I didn’t even know why I was sobbing, but it felt like a pressure valve had been released somewhere in my chest. The tears continued to fall as I regained control of my breathing.
“I see,” Nate said sympathetically. “I believe that Miles will be back within the next few hours. I promise I will give him this message and your number, and he’ll get back to you as soon as he can.”
“Thank you,” I said, shocked at how eerily calm he was being about the whole thing. “And, um, thank you for listening without freaking out.”
“It’s my pleasure,” Nate said, sounding for all the world as if it really was. “Here’s hoping your day gets better.”
“It will,” I said. “As soon as he calls.”
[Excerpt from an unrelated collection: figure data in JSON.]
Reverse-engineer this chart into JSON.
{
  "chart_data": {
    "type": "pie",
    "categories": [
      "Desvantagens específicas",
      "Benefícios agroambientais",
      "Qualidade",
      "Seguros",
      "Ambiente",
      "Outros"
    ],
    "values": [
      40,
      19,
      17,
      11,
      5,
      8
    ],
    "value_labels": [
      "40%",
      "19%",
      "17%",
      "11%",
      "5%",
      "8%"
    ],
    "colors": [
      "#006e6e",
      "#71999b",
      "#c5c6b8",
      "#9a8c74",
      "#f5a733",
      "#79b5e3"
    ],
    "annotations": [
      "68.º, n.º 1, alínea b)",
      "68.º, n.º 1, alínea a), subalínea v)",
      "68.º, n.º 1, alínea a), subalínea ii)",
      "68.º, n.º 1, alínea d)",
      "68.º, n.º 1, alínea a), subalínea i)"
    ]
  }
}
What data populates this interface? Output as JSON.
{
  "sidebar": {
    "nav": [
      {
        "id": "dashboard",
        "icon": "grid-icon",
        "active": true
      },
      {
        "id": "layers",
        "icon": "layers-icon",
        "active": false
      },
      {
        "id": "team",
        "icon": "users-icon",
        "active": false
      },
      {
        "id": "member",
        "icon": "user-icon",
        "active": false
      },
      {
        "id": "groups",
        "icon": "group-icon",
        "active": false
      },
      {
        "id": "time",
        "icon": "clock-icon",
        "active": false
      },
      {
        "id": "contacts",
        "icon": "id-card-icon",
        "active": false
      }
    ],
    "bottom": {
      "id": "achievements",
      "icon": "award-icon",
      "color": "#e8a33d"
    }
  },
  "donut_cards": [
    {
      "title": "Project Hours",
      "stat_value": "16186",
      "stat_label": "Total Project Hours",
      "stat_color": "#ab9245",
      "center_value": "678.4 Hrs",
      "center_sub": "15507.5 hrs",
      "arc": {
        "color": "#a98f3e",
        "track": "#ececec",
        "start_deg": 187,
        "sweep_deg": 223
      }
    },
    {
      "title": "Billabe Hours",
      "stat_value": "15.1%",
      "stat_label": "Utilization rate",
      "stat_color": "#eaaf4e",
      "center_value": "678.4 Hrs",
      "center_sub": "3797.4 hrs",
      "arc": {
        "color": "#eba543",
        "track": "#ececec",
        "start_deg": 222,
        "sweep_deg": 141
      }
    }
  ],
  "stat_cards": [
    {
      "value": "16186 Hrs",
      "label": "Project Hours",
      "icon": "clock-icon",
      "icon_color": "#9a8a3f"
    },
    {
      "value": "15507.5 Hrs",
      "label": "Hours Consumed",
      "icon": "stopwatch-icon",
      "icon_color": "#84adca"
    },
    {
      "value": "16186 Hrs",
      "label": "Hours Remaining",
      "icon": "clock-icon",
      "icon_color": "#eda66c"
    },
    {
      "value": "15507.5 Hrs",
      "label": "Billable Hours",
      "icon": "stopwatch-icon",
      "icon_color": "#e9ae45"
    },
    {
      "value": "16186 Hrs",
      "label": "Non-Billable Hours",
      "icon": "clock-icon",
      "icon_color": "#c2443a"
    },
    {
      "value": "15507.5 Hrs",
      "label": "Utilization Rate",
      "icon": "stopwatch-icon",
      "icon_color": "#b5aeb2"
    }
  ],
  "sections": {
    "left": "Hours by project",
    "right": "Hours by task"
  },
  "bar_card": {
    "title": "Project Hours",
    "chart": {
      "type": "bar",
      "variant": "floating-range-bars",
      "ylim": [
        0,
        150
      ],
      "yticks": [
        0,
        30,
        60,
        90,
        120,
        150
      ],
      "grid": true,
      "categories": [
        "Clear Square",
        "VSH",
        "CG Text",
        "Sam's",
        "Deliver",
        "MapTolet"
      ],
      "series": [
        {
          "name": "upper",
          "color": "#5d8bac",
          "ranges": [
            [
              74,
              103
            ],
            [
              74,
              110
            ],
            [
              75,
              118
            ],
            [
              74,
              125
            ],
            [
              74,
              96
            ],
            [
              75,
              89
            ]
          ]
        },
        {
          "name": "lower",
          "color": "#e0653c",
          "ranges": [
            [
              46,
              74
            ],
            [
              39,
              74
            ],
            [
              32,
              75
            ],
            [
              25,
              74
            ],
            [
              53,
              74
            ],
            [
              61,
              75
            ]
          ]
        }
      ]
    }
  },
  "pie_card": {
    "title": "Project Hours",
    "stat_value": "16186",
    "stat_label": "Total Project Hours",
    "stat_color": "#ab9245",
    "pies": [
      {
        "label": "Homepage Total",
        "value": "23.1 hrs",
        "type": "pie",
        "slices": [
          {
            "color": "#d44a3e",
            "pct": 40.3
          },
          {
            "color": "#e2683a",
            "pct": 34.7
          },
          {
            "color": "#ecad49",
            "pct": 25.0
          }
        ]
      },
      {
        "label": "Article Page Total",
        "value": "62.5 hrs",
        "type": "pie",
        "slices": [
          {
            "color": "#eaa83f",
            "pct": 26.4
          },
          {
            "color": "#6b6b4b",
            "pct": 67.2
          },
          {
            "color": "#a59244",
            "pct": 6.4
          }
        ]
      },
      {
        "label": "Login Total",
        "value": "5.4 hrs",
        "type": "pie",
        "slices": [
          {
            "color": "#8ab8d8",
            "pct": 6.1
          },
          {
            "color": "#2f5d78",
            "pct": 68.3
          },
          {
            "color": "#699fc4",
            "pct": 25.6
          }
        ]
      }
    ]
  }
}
But Nate had already said goodbye and hung up. He was as brisk and professional as Miles was warm and absent-minded. Maybe opposites really did attract.
Satisfied that I had done all I could do for the moment, and knowing that I wouldn’t be able to concentrate on a single thing until Miles got back to me, I made tracks for home. I could use a good three-hour nap before work, anyway.
I slept with the phone by my ear, but the only sound to wake me was my alarm. I hauled myself out of bed with a groan, feeling groggier after the nap than I had before the nap. Groggier, and grumpier.
I checked for missed calls and texts, but there was nothing. As I got ready for work, I imagined what a work day for Miles must look like now. Some coding, some management, maybe a conference or two. He was the boss, right? He should be able to find time to call me, especially for something this important.